The non-proliferation treaty, which North Korea signed in 1985, is designed to stop the spread of nuclear weapons and technology. It said at the weekend that it might withdraw from the pact, a move that would deepen concern over its nuclear intentions.

North Korea previously pulled out of the treaty in 1993 to stop inspectors visiting its Yongbyon nuclear facilities, precipitating an international crisis that ended 18 months later when Pyongyang made a deal with the Clinton administration to freeze work at the plant in return for energy sources.

UN inspectors today arrived in Bejing after being expelled from North Korea. They had been placed at Yongbyon to make sure it would not be reactivated, and that spent plutononium from its reactor would not be siphoned off into a weapons programme.

The two monitors - a Lebanese man and a Chinese woman - emerged from the arrival hall at Beijing airport after flying in from Pyongyang. They refused to discuss the North Korean situation, saying they were on their way to the headquarters of the International Atomic Energy Agency, the UN's nuclear watchdog, in Vienna.

North Korea ordered the expulsion of the two UN monitors on Friday. In recent weeks, it has also cut UN seals and impeded surveillance equipment at the reactor and its spent fuel pond after it announced it would reactivate the mothballed plant to produce electricity because Washington had halted promised energy sources.

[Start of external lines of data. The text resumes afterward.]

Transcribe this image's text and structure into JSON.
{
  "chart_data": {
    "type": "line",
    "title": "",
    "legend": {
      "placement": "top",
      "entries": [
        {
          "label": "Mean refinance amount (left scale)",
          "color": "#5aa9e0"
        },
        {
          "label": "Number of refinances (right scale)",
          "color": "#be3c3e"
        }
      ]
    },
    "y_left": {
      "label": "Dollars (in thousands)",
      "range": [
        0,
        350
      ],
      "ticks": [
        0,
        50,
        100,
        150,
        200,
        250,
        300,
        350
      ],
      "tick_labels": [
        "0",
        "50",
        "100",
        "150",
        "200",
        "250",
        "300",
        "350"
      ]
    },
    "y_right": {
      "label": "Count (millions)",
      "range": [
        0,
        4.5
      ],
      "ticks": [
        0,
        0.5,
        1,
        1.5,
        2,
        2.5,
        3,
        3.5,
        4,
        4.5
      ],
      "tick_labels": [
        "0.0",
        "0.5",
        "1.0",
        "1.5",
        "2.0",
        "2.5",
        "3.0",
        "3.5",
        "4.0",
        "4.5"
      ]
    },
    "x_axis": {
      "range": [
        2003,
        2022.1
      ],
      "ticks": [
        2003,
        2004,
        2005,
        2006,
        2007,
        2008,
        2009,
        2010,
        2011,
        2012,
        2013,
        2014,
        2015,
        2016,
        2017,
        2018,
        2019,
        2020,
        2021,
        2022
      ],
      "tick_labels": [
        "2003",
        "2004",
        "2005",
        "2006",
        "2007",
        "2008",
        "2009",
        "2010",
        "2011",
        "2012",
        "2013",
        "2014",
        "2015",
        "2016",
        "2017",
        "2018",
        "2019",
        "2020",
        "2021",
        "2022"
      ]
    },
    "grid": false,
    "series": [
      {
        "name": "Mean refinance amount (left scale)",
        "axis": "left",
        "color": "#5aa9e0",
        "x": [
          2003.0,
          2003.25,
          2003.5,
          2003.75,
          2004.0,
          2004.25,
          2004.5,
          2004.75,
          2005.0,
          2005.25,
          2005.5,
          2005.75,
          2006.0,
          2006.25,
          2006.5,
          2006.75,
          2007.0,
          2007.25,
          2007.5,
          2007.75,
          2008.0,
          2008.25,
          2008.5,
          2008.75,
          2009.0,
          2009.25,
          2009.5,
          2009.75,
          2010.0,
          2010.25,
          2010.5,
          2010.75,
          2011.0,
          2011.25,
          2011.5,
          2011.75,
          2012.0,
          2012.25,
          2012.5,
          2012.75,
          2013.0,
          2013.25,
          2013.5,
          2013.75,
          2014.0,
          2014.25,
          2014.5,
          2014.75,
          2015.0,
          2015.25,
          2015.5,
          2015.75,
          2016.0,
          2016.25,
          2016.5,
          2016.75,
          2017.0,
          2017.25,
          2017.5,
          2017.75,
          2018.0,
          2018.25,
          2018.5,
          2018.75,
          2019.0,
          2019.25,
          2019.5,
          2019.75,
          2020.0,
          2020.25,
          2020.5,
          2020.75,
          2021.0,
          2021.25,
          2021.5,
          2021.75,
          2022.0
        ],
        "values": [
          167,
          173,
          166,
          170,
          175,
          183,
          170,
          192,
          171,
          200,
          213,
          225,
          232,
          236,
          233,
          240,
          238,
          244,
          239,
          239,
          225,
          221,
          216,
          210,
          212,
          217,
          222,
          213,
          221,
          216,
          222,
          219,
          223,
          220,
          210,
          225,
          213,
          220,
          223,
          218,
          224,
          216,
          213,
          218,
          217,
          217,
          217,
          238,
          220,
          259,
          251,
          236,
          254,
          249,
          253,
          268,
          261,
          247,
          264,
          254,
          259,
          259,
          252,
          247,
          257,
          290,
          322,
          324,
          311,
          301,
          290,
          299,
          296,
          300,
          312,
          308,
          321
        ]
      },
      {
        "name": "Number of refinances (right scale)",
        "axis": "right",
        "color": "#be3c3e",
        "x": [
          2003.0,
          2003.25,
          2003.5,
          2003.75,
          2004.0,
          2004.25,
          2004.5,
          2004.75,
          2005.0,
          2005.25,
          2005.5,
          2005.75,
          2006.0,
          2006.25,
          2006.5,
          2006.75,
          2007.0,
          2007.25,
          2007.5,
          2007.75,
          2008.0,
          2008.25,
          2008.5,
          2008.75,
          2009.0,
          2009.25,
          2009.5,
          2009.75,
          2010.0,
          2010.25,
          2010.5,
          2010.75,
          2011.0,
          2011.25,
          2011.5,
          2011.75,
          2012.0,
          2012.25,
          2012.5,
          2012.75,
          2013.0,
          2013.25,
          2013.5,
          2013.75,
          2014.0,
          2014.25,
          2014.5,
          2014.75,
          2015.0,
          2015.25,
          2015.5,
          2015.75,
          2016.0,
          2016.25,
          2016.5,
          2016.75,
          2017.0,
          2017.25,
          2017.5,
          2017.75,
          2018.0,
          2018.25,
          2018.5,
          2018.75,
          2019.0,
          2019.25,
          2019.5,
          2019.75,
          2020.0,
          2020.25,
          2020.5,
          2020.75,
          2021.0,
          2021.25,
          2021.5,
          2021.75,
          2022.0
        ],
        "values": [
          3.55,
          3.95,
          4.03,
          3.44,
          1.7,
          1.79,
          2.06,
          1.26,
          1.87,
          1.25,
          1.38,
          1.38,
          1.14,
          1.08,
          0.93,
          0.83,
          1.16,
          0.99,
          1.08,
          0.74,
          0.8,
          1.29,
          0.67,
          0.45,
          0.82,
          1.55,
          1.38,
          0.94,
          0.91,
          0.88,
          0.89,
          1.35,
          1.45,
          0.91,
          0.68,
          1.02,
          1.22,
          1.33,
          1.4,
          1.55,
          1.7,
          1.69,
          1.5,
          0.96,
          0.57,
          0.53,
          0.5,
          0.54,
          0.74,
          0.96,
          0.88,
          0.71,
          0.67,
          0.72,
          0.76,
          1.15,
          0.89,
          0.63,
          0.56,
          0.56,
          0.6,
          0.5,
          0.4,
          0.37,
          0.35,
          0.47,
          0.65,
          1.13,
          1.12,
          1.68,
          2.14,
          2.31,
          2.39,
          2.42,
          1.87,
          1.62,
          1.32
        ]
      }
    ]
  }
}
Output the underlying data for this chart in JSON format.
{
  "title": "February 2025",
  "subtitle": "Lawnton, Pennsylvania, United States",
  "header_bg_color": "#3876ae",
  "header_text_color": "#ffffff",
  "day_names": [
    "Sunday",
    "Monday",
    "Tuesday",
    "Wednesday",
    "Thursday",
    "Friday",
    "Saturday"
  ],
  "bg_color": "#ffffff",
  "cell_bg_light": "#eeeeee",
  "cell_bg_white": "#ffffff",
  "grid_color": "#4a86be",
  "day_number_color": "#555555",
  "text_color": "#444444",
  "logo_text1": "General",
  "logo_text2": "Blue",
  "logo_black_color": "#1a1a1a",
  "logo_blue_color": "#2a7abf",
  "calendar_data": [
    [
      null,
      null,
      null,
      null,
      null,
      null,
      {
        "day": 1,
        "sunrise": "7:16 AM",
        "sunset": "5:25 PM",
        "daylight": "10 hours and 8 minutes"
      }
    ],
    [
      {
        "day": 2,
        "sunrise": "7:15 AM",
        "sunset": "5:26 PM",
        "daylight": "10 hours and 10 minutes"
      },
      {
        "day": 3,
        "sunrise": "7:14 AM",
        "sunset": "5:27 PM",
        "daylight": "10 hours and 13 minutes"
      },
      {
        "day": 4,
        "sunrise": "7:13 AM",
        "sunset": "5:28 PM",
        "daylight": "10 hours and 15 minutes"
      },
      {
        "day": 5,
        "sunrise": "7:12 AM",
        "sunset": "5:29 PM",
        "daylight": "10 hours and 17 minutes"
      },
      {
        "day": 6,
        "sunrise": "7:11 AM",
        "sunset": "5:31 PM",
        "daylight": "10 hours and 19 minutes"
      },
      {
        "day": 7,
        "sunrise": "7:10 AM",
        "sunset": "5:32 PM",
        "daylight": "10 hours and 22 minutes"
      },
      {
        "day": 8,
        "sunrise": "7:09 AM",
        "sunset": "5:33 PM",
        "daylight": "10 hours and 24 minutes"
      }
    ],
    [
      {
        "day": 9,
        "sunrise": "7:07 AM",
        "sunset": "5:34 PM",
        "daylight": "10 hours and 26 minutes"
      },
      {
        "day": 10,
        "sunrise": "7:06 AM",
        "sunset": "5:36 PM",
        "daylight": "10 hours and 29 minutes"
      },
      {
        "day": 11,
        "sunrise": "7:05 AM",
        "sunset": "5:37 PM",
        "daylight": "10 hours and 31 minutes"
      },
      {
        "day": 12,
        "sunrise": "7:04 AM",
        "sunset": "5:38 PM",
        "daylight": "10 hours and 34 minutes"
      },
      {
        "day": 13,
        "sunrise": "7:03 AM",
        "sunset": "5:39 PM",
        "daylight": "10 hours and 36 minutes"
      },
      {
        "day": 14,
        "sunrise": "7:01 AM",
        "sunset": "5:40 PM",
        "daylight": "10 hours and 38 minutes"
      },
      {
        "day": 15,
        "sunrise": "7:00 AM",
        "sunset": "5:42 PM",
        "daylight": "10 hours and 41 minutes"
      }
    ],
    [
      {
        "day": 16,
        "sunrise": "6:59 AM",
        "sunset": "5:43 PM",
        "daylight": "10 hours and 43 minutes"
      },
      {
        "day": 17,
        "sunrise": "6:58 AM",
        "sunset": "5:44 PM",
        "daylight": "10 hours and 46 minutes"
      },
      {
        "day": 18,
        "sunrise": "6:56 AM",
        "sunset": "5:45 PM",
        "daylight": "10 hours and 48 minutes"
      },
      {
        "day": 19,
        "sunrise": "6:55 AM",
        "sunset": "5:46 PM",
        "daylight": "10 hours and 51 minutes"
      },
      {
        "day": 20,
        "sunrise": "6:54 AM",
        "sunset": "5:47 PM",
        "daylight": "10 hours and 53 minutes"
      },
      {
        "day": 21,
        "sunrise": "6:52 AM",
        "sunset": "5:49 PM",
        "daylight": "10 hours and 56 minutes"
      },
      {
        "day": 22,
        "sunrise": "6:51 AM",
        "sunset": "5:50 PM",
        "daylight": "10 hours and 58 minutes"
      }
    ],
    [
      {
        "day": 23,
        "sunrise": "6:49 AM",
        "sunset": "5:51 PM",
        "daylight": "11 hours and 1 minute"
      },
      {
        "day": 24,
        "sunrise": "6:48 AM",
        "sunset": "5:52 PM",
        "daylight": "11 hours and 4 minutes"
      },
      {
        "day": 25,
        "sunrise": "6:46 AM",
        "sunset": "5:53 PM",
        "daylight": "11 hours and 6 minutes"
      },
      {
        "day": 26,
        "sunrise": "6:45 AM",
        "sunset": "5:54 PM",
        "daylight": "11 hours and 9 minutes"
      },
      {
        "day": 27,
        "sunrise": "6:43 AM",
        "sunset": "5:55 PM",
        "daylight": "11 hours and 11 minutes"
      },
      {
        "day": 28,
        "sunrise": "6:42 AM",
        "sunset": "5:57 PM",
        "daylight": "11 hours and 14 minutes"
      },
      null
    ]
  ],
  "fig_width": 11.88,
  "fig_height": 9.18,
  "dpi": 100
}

An oil embargo was imposed by the US last month after a North Korean official admitted in October that his country had been covertly developing nuclear weapons using enriched uranium.

With the departure of the inspectors, satellites are the only available tools to monitor the isolated state's nuclear programme, a South Korea foreign ministry official said today.

Seoul has expressed alarm at the developments, but insists dialogue is the only way to resolve the problem peacefully. President-elect Roh Moo-hyun has requested that the US consult South Korea, a close ally, before formulating a new approach in its policy to Pyongyang.

"Success or failure of a US policy toward North Korea isn't too big a deal to the American people, but it is a life-or-death matter for South Koreans," he said. "Therefore, any US move should fully consider South Korea's opinion."

Withdrawal from the non-proliferation treaty would mean Pyonyang is intent on raising pressure on the US to negotiate over energy sources. But leaving the treaty could be a largely symbolic gesture, as US officials believe North Korea already has one or two nuclear bombs.